I’ve been in one place for almost a week. Not home, but a place full of old stones I’ve given up trying to decipher. Slept in the same bed, worn clothes other than my black stage wear. None of it feels familiar, but it will, given time. It’s amazing how much time there is in a day when it doesn’t involve driving, flying, soundchecking, playing, packing up. I am paralysed by how much time there is. Even after the hectic last few months I still feel guilty for letting it slip away.
Adrenaline shreds the memory like a guilty accountant, so I kept a tour diary. Evidence. My own paper trail. I’m editing it now, trying to make sense of the stream-of-consciousness word-soup I spilled onto the page every day. It was part of my routine, to wake up and find somewhere to drink coffee and scribble a hurried five hundred words.
Reading it back so soon after finishing the tour is a bungee jump: I’m in the recent past, then not quite back in the present, on solid ground in neither.
I’ve kept a personal journal for almost forty years, but only as a record for me. The same instinct to preserve time that turned me into a songwriter. But I’m hoping I can turn this latest tour diary into something fit for your consumption. It’s more honest than I thought it would be, given that the job of the artist often involves disguise.
More and more these days, I’m trying to find ways to shed that disguise. All the things I once saw as armour, in the end become a barrier. And this tour has taught me—just as every previous has tour taught me—that playing music to a room of people is about finding ways to connect.
At fifty-five I’m still learning a lot about how to be on stage, and off it. I’m not sure I have the luxury of time to perfect either, but as I write this, I can see myself nervously pacing backstage, taking one last glance in the dressing room mirror, and telling myself it’s not about perfection, it’s about connection.
So if you were there, in any of those venues when we all sought that connection, let me thank you. We built those shows together. I tried to read the room each night to see if we were collectively up for the challenge. And every night we were.
There were times I admit, when I wanted you to feel uncomfortable. To feel the same vertigo I sometimes feel when the past comes rushing up through the songs and collides with the present. A lifetime burning in every moment. It’s fashionable to dismiss ageing musicians as pedlars of nostalgia—and it’s true I often heard myself singing the songs of a younger man, with a younger man’s heartbreak and angry concerns. But I don’t buy the nostalgia thing as a criticism. Coming from the Greek nostos and algos, what’s so bad about a longing for home?
On stage, night after night, that’s what I searched for.

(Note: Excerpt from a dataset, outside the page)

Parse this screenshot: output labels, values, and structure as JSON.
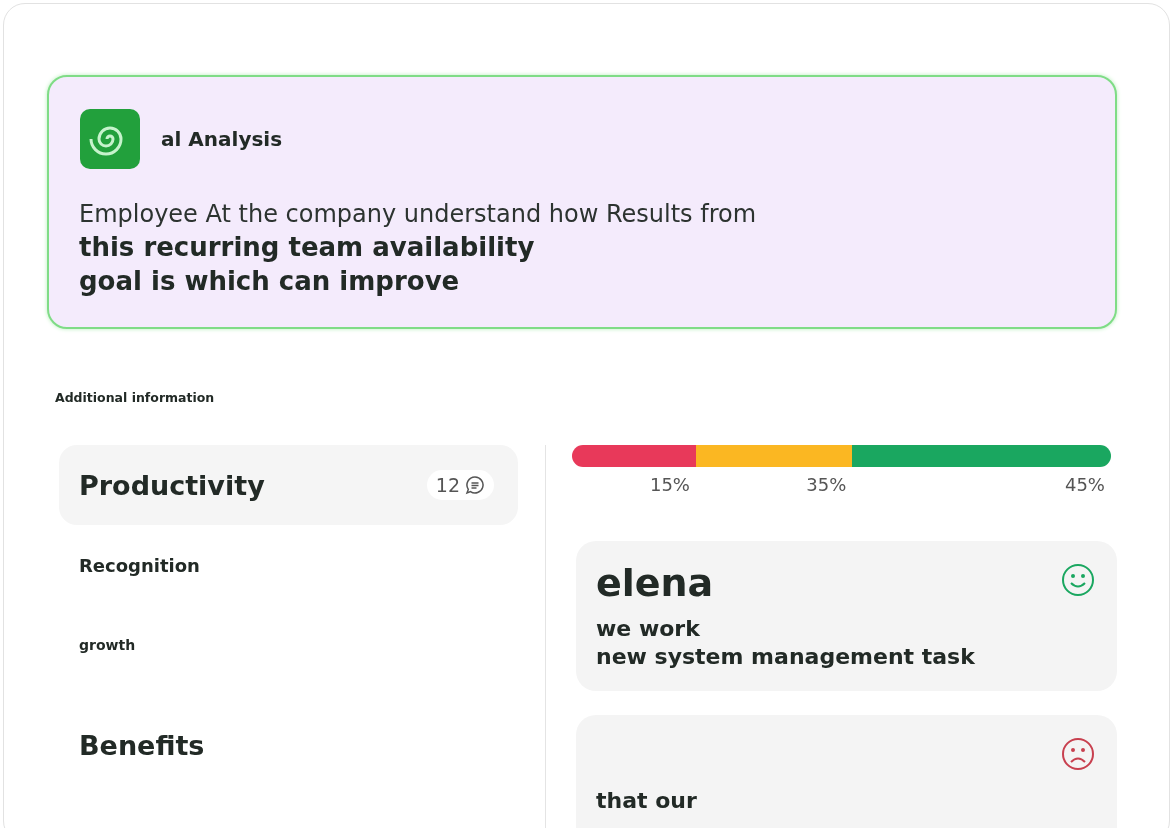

Night after night, you helped me find it.
Tom McRae, November 28th, 2024
PS… there’s a new tour diary extract on substack here.
And I have new French shows now on sale for April 2025.
I would like to say so many things... that they wouldn't fit on paper. The words you write could be songs and your guitar would play the music... I can't attend your concerts, I live on a beautiful little island in the middle of the Mediterranean Sea (you can't come to my island to sing either, it wouldn't be profitable), I have been able to attend a couple of your concerts and in both I have enjoyed your songs enormously. Your music and your writings are fascinating. Thank you very much for all of that.
Having lost count of the number of your tours that I've seen, all I can say is that every one has been better than the one before. It was beautiful to be part of that connection with you this year, and I look forward to making it again soon.